Residing between supervised and unsupervised learning, semi-supervised learning accepts data that’s partially labeled or where the majority of the data lacks labels. The ability to work with limited data is a key benefit of semi-supervised learning because data scientists spend the bulk of their time cleaning and organizing data.

Facebook PAWS

PAWS achieves its results by leveraging a portion of labeled data in conjunction with unlabeled data. Given an unlabeled training image, PAWS generates two or more views of the image using random data augmentations and transformations. It then trains a model to make the representations of these views similar to one another.
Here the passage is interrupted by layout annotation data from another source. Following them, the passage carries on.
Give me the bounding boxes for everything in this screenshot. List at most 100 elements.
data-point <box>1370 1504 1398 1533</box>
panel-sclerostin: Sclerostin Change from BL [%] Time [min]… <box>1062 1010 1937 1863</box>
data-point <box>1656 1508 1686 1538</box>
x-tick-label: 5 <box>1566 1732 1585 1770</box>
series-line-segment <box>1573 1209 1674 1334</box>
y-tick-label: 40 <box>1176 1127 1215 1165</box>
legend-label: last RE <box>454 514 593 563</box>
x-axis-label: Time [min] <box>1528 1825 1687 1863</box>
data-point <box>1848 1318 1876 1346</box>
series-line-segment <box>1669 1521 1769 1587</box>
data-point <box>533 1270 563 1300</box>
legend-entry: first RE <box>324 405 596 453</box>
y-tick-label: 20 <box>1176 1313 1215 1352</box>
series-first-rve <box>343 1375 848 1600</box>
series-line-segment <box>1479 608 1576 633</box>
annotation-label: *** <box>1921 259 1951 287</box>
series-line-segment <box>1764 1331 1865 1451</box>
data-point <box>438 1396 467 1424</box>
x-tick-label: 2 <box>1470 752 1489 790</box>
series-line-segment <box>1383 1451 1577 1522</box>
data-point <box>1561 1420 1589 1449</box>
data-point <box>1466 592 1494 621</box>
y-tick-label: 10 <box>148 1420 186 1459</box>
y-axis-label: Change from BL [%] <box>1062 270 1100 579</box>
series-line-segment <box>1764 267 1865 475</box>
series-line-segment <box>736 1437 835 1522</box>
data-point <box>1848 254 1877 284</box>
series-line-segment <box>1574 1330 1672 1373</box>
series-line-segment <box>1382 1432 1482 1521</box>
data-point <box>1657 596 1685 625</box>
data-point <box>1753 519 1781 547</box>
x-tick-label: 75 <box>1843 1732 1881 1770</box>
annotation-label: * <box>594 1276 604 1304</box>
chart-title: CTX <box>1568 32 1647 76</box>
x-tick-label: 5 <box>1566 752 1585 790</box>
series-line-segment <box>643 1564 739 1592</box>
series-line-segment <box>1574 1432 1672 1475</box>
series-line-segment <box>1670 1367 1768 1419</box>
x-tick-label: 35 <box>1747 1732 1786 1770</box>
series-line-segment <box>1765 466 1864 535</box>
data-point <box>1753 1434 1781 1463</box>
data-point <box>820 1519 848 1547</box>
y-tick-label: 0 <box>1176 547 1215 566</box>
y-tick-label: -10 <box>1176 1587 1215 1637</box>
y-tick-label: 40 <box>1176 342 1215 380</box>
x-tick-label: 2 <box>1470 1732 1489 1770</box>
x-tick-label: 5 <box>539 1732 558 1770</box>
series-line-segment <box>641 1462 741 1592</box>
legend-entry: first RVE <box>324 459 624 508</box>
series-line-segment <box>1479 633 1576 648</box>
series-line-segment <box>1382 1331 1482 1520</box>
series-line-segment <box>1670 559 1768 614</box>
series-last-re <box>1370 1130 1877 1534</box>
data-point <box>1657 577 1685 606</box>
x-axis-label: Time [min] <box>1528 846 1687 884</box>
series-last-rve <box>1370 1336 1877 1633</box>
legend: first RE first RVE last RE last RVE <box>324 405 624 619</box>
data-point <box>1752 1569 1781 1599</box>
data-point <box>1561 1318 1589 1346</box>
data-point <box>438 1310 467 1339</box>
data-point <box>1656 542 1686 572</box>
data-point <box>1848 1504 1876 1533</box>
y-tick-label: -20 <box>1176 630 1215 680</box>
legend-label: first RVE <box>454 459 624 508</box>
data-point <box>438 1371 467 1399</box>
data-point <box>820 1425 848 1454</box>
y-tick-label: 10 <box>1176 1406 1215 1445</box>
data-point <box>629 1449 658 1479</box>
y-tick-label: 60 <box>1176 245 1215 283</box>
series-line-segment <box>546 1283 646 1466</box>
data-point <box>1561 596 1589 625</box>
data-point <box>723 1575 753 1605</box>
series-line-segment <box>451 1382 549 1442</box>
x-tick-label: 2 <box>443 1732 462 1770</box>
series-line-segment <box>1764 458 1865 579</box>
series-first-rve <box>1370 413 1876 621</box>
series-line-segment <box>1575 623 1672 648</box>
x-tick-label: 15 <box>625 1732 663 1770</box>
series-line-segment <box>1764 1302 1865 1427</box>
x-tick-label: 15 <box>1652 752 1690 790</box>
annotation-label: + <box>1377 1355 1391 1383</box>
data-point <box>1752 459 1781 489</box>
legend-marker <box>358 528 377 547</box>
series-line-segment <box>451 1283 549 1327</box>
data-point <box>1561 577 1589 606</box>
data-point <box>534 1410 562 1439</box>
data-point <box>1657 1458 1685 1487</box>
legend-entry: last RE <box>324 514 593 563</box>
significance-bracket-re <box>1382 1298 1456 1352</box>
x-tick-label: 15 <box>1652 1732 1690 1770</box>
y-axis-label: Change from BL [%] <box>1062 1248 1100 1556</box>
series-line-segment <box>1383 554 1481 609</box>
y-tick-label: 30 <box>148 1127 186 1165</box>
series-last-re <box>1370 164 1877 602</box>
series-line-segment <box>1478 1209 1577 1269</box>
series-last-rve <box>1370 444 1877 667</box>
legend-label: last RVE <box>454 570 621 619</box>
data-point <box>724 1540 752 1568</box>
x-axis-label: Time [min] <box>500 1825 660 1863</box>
Unlike self-supervised methods that directly compare the representations, PAWS uses a random subsample of labeled images to assign a “pseudo-label” to the unlabeled views. The pseudo-labels are obtained by comparing the representations of the unlabeled views with representations of labeled support samples. Because of this, PAWS doesn’t learn “collapsing representations” where all images get mapped to the same representation, a common issue for self-supervised methods.

“With DINO and PAWS, the AI research community can build new computer vision systems that are far less dependent on labeled data and vast computing resources for training,” the Facebook statement continued. “We hope that our experiments will show the community the potential of self-supervised systems trained on [visual transformers] and encourage further adoption.”

Both DINO and PAWS are available in open source.